Among conservatives, at least, the middle class engage in that same delusion. And, yes, while to a lesser degree than the rich, they’re sucking at teats, too.

Now, the rich don’t have the numbers of the middle class. Instead, the rich, and richer corporations, have the money to buy the muscle of lobbying and the muscle of campaign contributions. In exchange, the rich get plenty of “benefits.”

So, Brin may have refuted that Alexander Tytler wrote this. Did he refute the idea? No. Because he fell into the rich/conservatives trap of assuming it ultimately applies to the poor.

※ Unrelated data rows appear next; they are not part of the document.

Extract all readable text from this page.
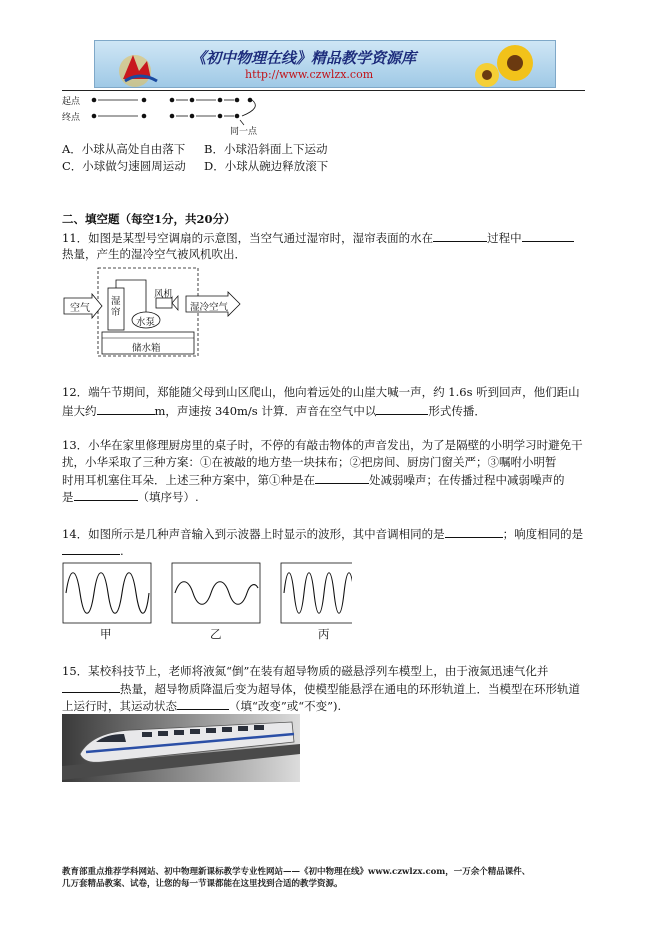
《初中物理在线》精品教学资源库
http://www.czwlzx.com
起点
终点
同一点
A．小球从高处自由落下 B．小球沿斜面上下运动
C．小球做匀速圆周运动 D．小球从碗边释放滚下
二、填空题（每空1分，共20分）
11．如图是某型号空调扇的示意图，当空气通过湿帘时，湿帘表面的水在	过程中
热量，产生的湿冷空气被风机吹出．
空气
湿帘
风机
水泵
湿冷空气
储水箱
12．端午节期间，郑能随父母到山区爬山，他向着远处的山崖大喊一声，约 1.6s 听到回声，他们距山
崖大约	m，声速按 340m/s 计算．声音在空气中以	形式传播．
13．小华在家里修理厨房里的桌子时，不停的有敲击物体的声音发出，为了是隔壁的小明学习时避免干
扰，小华采取了三种方案：①在被敲的地方垫一块抹布；②把房间、厨房门窗关严；③嘱咐小明暂
时用耳机塞住耳朵．上述三种方案中，第①种是在	处减弱噪声；在传播过程中减弱噪声的
是	（填序号）.
14．如图所示是几种声音输入到示波器上时显示的波形，其中音调相同的是	；响度相同的是
.
甲	乙	丙
15．某校科技节上，老师将液氮“倒”在装有超导物质的磁悬浮列车模型上，由于液氮迅速气化并
热量，超导物质降温后变为超导体，使模型能悬浮在通电的环形轨道上．当模型在环形轨道
上运行时，其运动状态	（填“改变”或“不变”).
教育部重点推荐学科网站、初中物理新课标教学专业性网站——《初中物理在线》www.czwlzx.com，一万余个精品课件、
几万套精品教案、试卷，让您的每一节课都能在这里找到合适的教学资源。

Beyond that, technically, and more than technically, we don’t have a democracy, we have a republic. So comparing the US to ancient Athens is weak at best and fatuous at worst.

Beyond that, like another republic, Rome in its later days, under the trappings of republicanism we have more and more oligarchy. Brin, if he’s as progressive as he tries to appear, knows that, or should.

He also stereotypes Bill Clinton as some white knight standing against corporate raiders. This is the same Bill Clinton who, with his minions such as Larry Summers, pushed for repeal of Glass-Steagall. Puhleeze.

Therefore, it’s NOT cynical to hold that a modern democracy without adequate economic regulations and checks, will run the risk of decay.

Specific to this, in the case of the rich, is my argument to end the charitable tax deduction.